Today we'll look at Artesian Resources Corporation (NASDAQ:ARTN.A) and reflect on its potential as an investment. Specifically, we're going to calculate its Return On Capital Employed (ROCE), in the hopes of getting some insight into the business.
Firstly, we'll go over how we calculate ROCE. Next, we'll compare it to others in its industry. Then we'll determine how its current liabilities are affecting its ROCE.
Return On Capital Employed (ROCE): What is it?
ROCE is a measure of a company's yearly pre-tax profit (its return), relative to the capital employed in the business. All else being equal, a better business will have a higher ROCE. Overall, it is a valuable metric that has its flaws. Author Edwin Whiting says to be careful when comparing the ROCE of different businesses, since 'No two businesses are exactly alike.
How Do You Calculate Return On Capital Employed?
The formula for calculating the return on capital employed is:
Return on Capital Employed = Earnings Before Interest and Tax (EBIT) ÷ (Total Assets - Current Liabilities)
Or for Artesian Resources:
0.048 = US$24m ÷ (US$539m - US$44m) (Based on the trailing twelve months to June 2019.)
Therefore, Artesian Resources has an ROCE of 4.8%.
See our latest analysis for Artesian Resources
Does Artesian Resources Have A Good ROCE?
ROCE is commonly used for comparing the performance of similar businesses. It appears that Artesian Resources's ROCE is fairly close to the Water Utilities industry average of 4.5%. Regardless of how Artesian Resources stacks up against its industry, its ROCE in absolute terms is quite low (especially compared to a bank account). There are potentially more appealing investments elsewhere.

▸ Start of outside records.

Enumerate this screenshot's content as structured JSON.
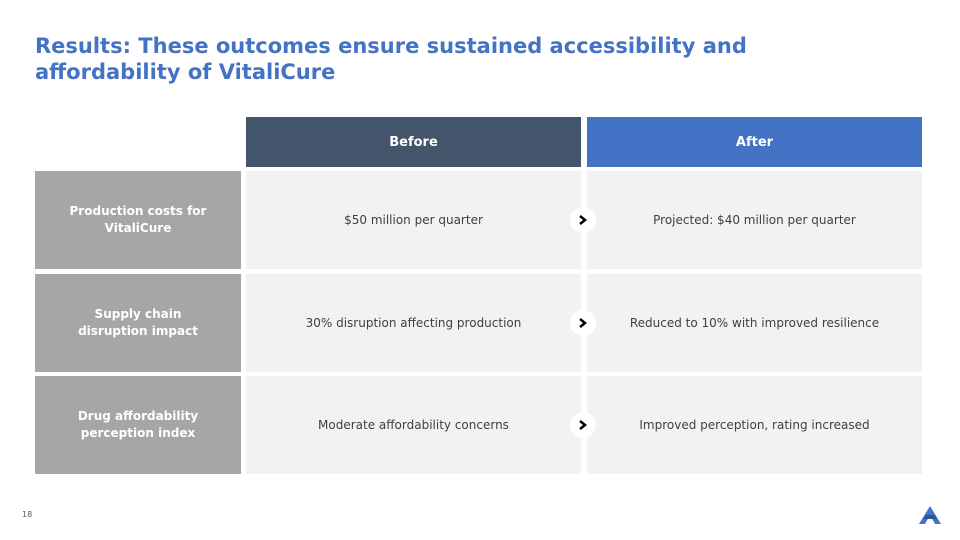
{
  "title": "Results: These outcomes ensure sustained accessibility and affordability of VitaliCure",
  "table": {
    "headers": {
      "before": "Before",
      "after": "After"
    },
    "rows": [
      {
        "label": "Production costs for VitaliCure",
        "before": "$50 million per quarter",
        "after": "Projected: $40 million per quarter"
      },
      {
        "label": "Supply chain disruption impact",
        "before": "30% disruption affecting production",
        "after": "Reduced to 10% with improved resilience"
      },
      {
        "label": "Drug affordability perception index",
        "before": "Moderate affordability concerns",
        "after": "Improved perception, rating increased"
      }
    ]
  },
  "arrow_icon": "chevron-right-icon",
  "page_number": "18",
  "logo_icon": "brand-logo-icon",
  "colors": {
    "accent": "#4472c4",
    "header_before": "#44546a",
    "label_bg": "#a6a6a6",
    "cell_bg": "#f2f2f2"
  }
}
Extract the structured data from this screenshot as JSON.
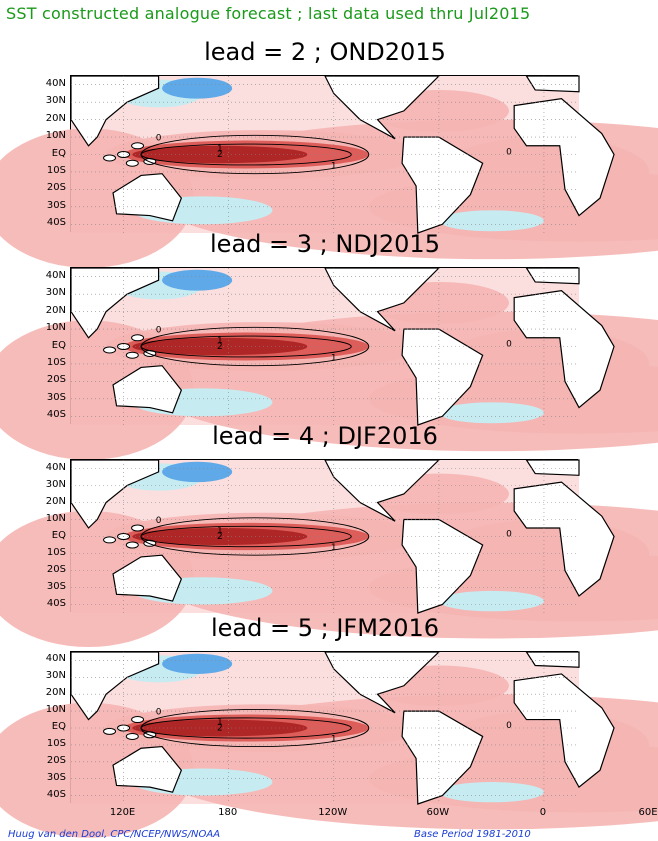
{
  "title": "SST constructed analogue forecast ; last data used thru Jul2015",
  "panels": [
    {
      "label": "lead = 2 ; OND2015"
    },
    {
      "label": "lead = 3 ; NDJ2015"
    },
    {
      "label": "lead = 4 ; DJF2016"
    },
    {
      "label": "lead = 5 ; JFM2016"
    }
  ],
  "lat_labels": [
    "40N",
    "30N",
    "20N",
    "10N",
    "EQ",
    "10S",
    "20S",
    "30S",
    "40S"
  ],
  "lon_labels": [
    "120E",
    "180",
    "120W",
    "60W",
    "0",
    "60E"
  ],
  "contour_labels": [
    "0",
    "1",
    "2"
  ],
  "footer_left": "Huug van den Dool, CPC/NCEP/NWS/NOAA",
  "footer_right": "Base Period 1981-2010",
  "colors": {
    "title": "#1a9a1a",
    "footer": "#1a3cd6",
    "warm_strong": "#a8201f",
    "warm_mid": "#d9534f",
    "warm_light": "#f5b5b3",
    "warm_faint": "#fbdede",
    "cool_light": "#c6ecf2",
    "cool_mid": "#5fa9e8"
  }
}
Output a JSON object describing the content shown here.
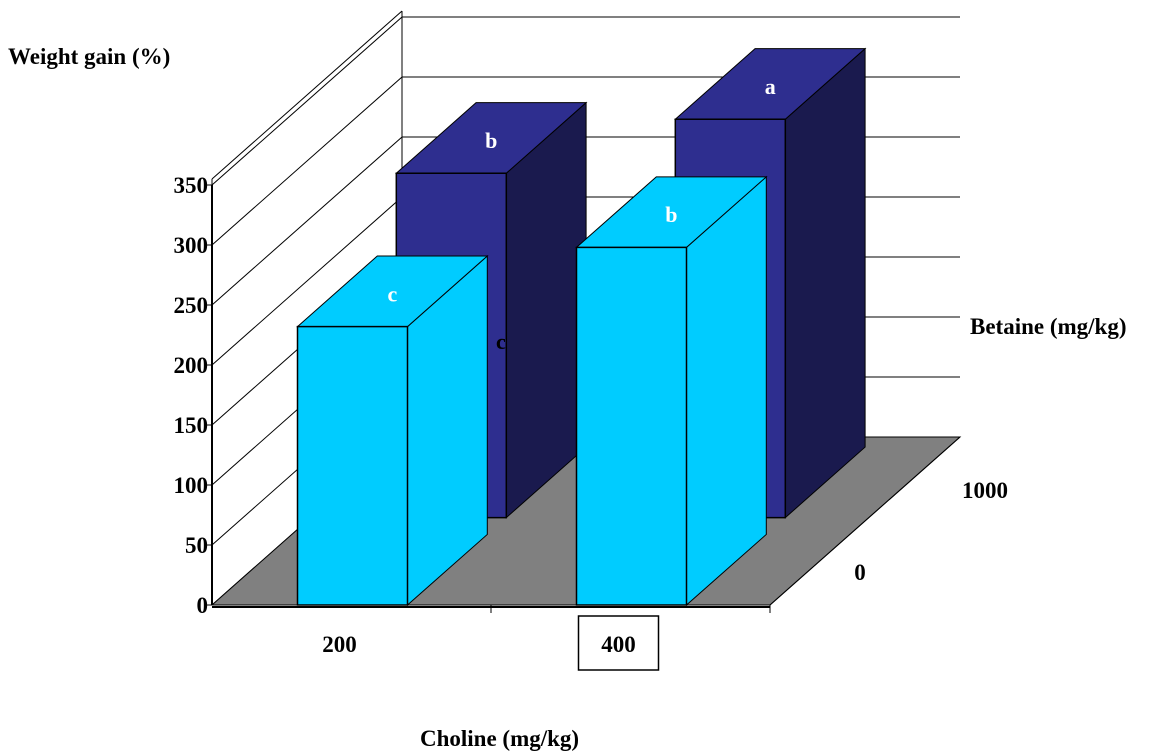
{
  "chart_data": {
    "type": "bar",
    "three_d": true,
    "title": "",
    "ylabel": "Weight gain (%)",
    "xlabel": "Choline (mg/kg)",
    "zlabel": "Betaine (mg/kg)",
    "categories": [
      "200",
      "400"
    ],
    "depth_categories": [
      "0",
      "1000"
    ],
    "ylim": [
      0,
      350
    ],
    "yticks": [
      "0",
      "50",
      "100",
      "150",
      "200",
      "250",
      "300",
      "350"
    ],
    "grid": true,
    "highlighted_category": "400",
    "series": [
      {
        "name": "0",
        "color": "#00CCFF",
        "values": [
          232,
          298
        ],
        "letters": [
          "c",
          "b"
        ]
      },
      {
        "name": "1000",
        "color": "#2E2E8F",
        "values": [
          287,
          332
        ],
        "letters": [
          "b",
          "a"
        ]
      }
    ],
    "extra_annotation": "c"
  },
  "colors": {
    "floor": "#808080",
    "front_series": "#00CCFF",
    "back_series": "#2E2E8F",
    "back_series_side": "#1A1A4E"
  }
}
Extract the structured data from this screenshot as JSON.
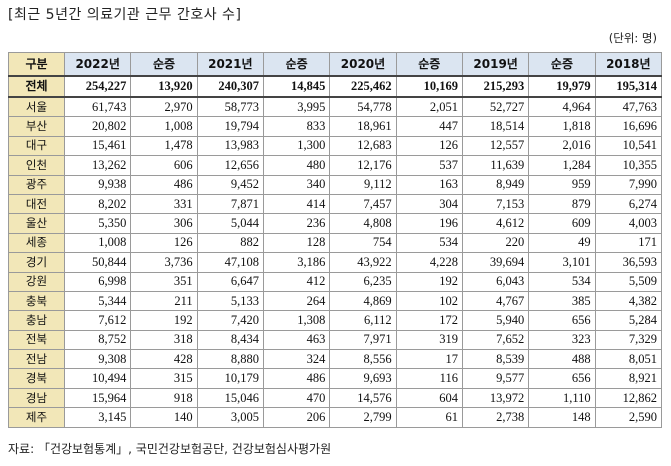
{
  "title": "[최근 5년간 의료기관 근무 간호사 수]",
  "unit": "(단위: 명)",
  "headers": [
    "구분",
    "2022년",
    "순증",
    "2021년",
    "순증",
    "2020년",
    "순증",
    "2019년",
    "순증",
    "2018년"
  ],
  "total": {
    "label": "전체",
    "values": [
      "254,227",
      "13,920",
      "240,307",
      "14,845",
      "225,462",
      "10,169",
      "215,293",
      "19,979",
      "195,314"
    ]
  },
  "rows": [
    {
      "label": "서울",
      "values": [
        "61,743",
        "2,970",
        "58,773",
        "3,995",
        "54,778",
        "2,051",
        "52,727",
        "4,964",
        "47,763"
      ]
    },
    {
      "label": "부산",
      "values": [
        "20,802",
        "1,008",
        "19,794",
        "833",
        "18,961",
        "447",
        "18,514",
        "1,818",
        "16,696"
      ]
    },
    {
      "label": "대구",
      "values": [
        "15,461",
        "1,478",
        "13,983",
        "1,300",
        "12,683",
        "126",
        "12,557",
        "2,016",
        "10,541"
      ]
    },
    {
      "label": "인천",
      "values": [
        "13,262",
        "606",
        "12,656",
        "480",
        "12,176",
        "537",
        "11,639",
        "1,284",
        "10,355"
      ]
    },
    {
      "label": "광주",
      "values": [
        "9,938",
        "486",
        "9,452",
        "340",
        "9,112",
        "163",
        "8,949",
        "959",
        "7,990"
      ]
    },
    {
      "label": "대전",
      "values": [
        "8,202",
        "331",
        "7,871",
        "414",
        "7,457",
        "304",
        "7,153",
        "879",
        "6,274"
      ]
    },
    {
      "label": "울산",
      "values": [
        "5,350",
        "306",
        "5,044",
        "236",
        "4,808",
        "196",
        "4,612",
        "609",
        "4,003"
      ]
    },
    {
      "label": "세종",
      "values": [
        "1,008",
        "126",
        "882",
        "128",
        "754",
        "534",
        "220",
        "49",
        "171"
      ]
    },
    {
      "label": "경기",
      "values": [
        "50,844",
        "3,736",
        "47,108",
        "3,186",
        "43,922",
        "4,228",
        "39,694",
        "3,101",
        "36,593"
      ]
    },
    {
      "label": "강원",
      "values": [
        "6,998",
        "351",
        "6,647",
        "412",
        "6,235",
        "192",
        "6,043",
        "534",
        "5,509"
      ]
    },
    {
      "label": "충북",
      "values": [
        "5,344",
        "211",
        "5,133",
        "264",
        "4,869",
        "102",
        "4,767",
        "385",
        "4,382"
      ]
    },
    {
      "label": "충남",
      "values": [
        "7,612",
        "192",
        "7,420",
        "1,308",
        "6,112",
        "172",
        "5,940",
        "656",
        "5,284"
      ]
    },
    {
      "label": "전북",
      "values": [
        "8,752",
        "318",
        "8,434",
        "463",
        "7,971",
        "319",
        "7,652",
        "323",
        "7,329"
      ]
    },
    {
      "label": "전남",
      "values": [
        "9,308",
        "428",
        "8,880",
        "324",
        "8,556",
        "17",
        "8,539",
        "488",
        "8,051"
      ]
    },
    {
      "label": "경북",
      "values": [
        "10,494",
        "315",
        "10,179",
        "486",
        "9,693",
        "116",
        "9,577",
        "656",
        "8,921"
      ]
    },
    {
      "label": "경남",
      "values": [
        "15,964",
        "918",
        "15,046",
        "470",
        "14,576",
        "604",
        "13,972",
        "1,110",
        "12,862"
      ]
    },
    {
      "label": "제주",
      "values": [
        "3,145",
        "140",
        "3,005",
        "206",
        "2,799",
        "61",
        "2,738",
        "148",
        "2,590"
      ]
    }
  ],
  "source": "자료: 「건강보험통계」, 국민건강보험공단, 건강보험심사평가원",
  "colors": {
    "header_bg": "#dbe5f1",
    "label_bg": "#f2e7b8",
    "border": "#9a9a9a"
  }
}
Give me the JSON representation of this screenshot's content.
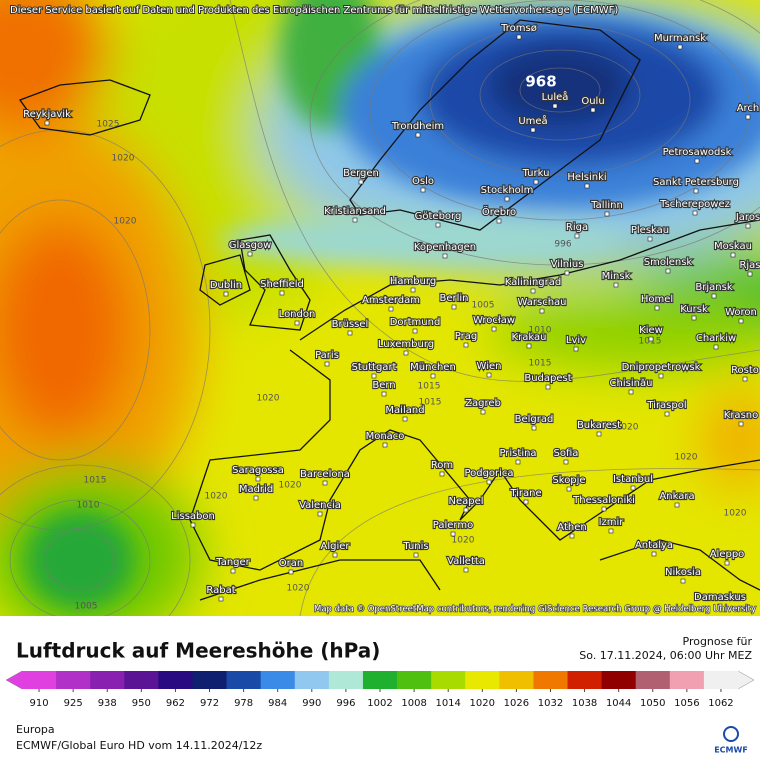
{
  "header": {
    "disclaimer": "Dieser Service basiert auf Daten und Produkten des Europäischen Zentrums für mittelfristige Wettervorhersage (ECMWF)",
    "attribution": "Map data © OpenStreetMap contributors, rendering GIScience Research Group @ Heidelberg University"
  },
  "map": {
    "cities": [
      "Tromsø",
      "Murmansk",
      "Luleå",
      "Oulu",
      "Umeå",
      "Reykjavik",
      "Trondheim",
      "Arch",
      "Petrosawodsk",
      "Bergen",
      "Oslo",
      "Turku",
      "Helsinki",
      "Sankt Petersburg",
      "Stockholm",
      "Örebro",
      "Kristiansand",
      "Göteborg",
      "Tallinn",
      "Tscherepowez",
      "Jaros",
      "Riga",
      "Pleskau",
      "Glasgow",
      "Kopenhagen",
      "Moskau",
      "Vilnius",
      "Smolensk",
      "Rjas",
      "Minsk",
      "Hamburg",
      "Kaliningrad",
      "Dublin",
      "Sheffield",
      "Brjansk",
      "Amsterdam",
      "Berlin",
      "Warschau",
      "Homel",
      "Kursk",
      "Woron",
      "London",
      "Brüssel",
      "Dortmund",
      "Wrocław",
      "Kiew",
      "Charkiw",
      "Prag",
      "Krakau",
      "Lviv",
      "Paris",
      "Luxemburg",
      "Stuttgart",
      "München",
      "Wien",
      "Dnipropetrowsk",
      "Rosto",
      "Budapest",
      "Chisinău",
      "Bern",
      "Tiraspol",
      "Krasno",
      "Mailand",
      "Zagreb",
      "Belgrad",
      "Bukarest",
      "Monaco",
      "Pristina",
      "Sofia",
      "Rom",
      "Podgorica",
      "Skopje",
      "Istanbul",
      "Saragossa",
      "Barcelona",
      "Madrid",
      "Tirane",
      "Ankara",
      "Thessaloniki",
      "Neapel",
      "Valencia",
      "Lissabon",
      "Izmir",
      "Athen",
      "Palermo",
      "Algier",
      "Tunis",
      "Antalya",
      "Aleppo",
      "Tanger",
      "Oran",
      "Valletta",
      "Nikosia",
      "Rabat",
      "Damaskus"
    ],
    "isobar_labels": [
      "968",
      "1025",
      "1020",
      "1020",
      "1005",
      "1010",
      "1015",
      "1015",
      "1015",
      "1015",
      "1020",
      "1020",
      "1020",
      "1015",
      "1010",
      "1005",
      "1020",
      "1020",
      "1020",
      "1020",
      "996",
      "1020"
    ]
  },
  "title": "Luftdruck auf Meereshöhe (hPa)",
  "forecast_label": "Prognose für",
  "forecast_time": "So. 17.11.2024, 06:00 Uhr MEZ",
  "colorbar": {
    "ticks": [
      "910",
      "925",
      "938",
      "950",
      "962",
      "972",
      "978",
      "984",
      "990",
      "996",
      "1002",
      "1008",
      "1014",
      "1020",
      "1026",
      "1032",
      "1038",
      "1044",
      "1050",
      "1056",
      "1062"
    ],
    "colors": [
      "#e040e0",
      "#b030c8",
      "#8a20b0",
      "#5a1494",
      "#2a0a80",
      "#102070",
      "#1a4aa8",
      "#3a8ae8",
      "#90c8f0",
      "#b0e8d8",
      "#20b030",
      "#50c010",
      "#a8dc00",
      "#e8e800",
      "#f0c000",
      "#f07800",
      "#d02000",
      "#900000",
      "#b06070",
      "#f0a0b0",
      "#f0f0f0"
    ]
  },
  "region": "Europa",
  "model_run": "ECMWF/Global Euro HD vom  14.11.2024/12z",
  "logo": "ECMWF"
}
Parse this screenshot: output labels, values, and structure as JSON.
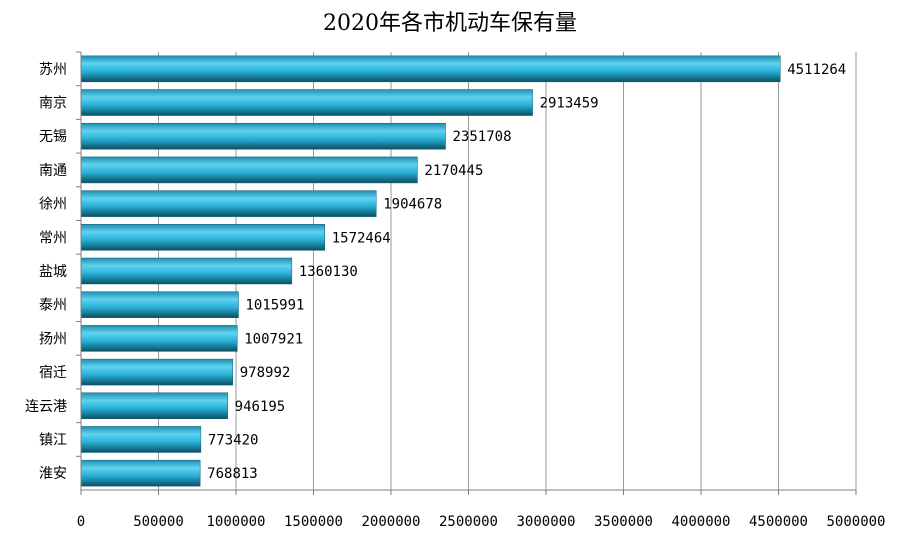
{
  "chart_data": {
    "type": "bar",
    "orientation": "horizontal",
    "title": "2020年各市机动车保有量",
    "categories": [
      "苏州",
      "南京",
      "无锡",
      "南通",
      "徐州",
      "常州",
      "盐城",
      "泰州",
      "扬州",
      "宿迁",
      "连云港",
      "镇江",
      "淮安"
    ],
    "values": [
      4511264,
      2913459,
      2351708,
      2170445,
      1904678,
      1572464,
      1360130,
      1015991,
      1007921,
      978992,
      946195,
      773420,
      768813
    ],
    "xlim": [
      0,
      5000000
    ],
    "xticks": [
      0,
      500000,
      1000000,
      1500000,
      2000000,
      2500000,
      3000000,
      3500000,
      4000000,
      4500000,
      5000000
    ],
    "grid": true,
    "legend": "none",
    "colors": {
      "bar_light": "#5fd3f0",
      "bar_mid": "#27b1d6",
      "bar_dark": "#0b4f63",
      "grid": "#9a9a9a",
      "axis": "#7f7f7f"
    }
  }
}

You can see in the image below how Artesian Resources's ROCE compares to its industry. Click to see more on past growth.
When considering ROCE, bear in mind that it reflects the past and does not necessarily predict the future. ROCE can be misleading for companies in cyclical industries, with returns looking impressive during the boom times, but very weak during the busts. ROCE is, after all, simply a snap shot of a single year. You can check if Artesian Resources has cyclical profits by looking at this free graph of past earnings, revenue and cash flow.
Do Artesian Resources's Current Liabilities Skew Its ROCE?
Short term (or current) liabilities, are things like supplier invoices, overdrafts, or tax bills that need to be paid within 12 months. The ROCE equation subtracts current liabilities from capital employed, so a company with a lot of current liabilities appears to have less capital employed, and a higher ROCE than otherwise. To counter this, investors can check if a company has high current liabilities relative to total assets.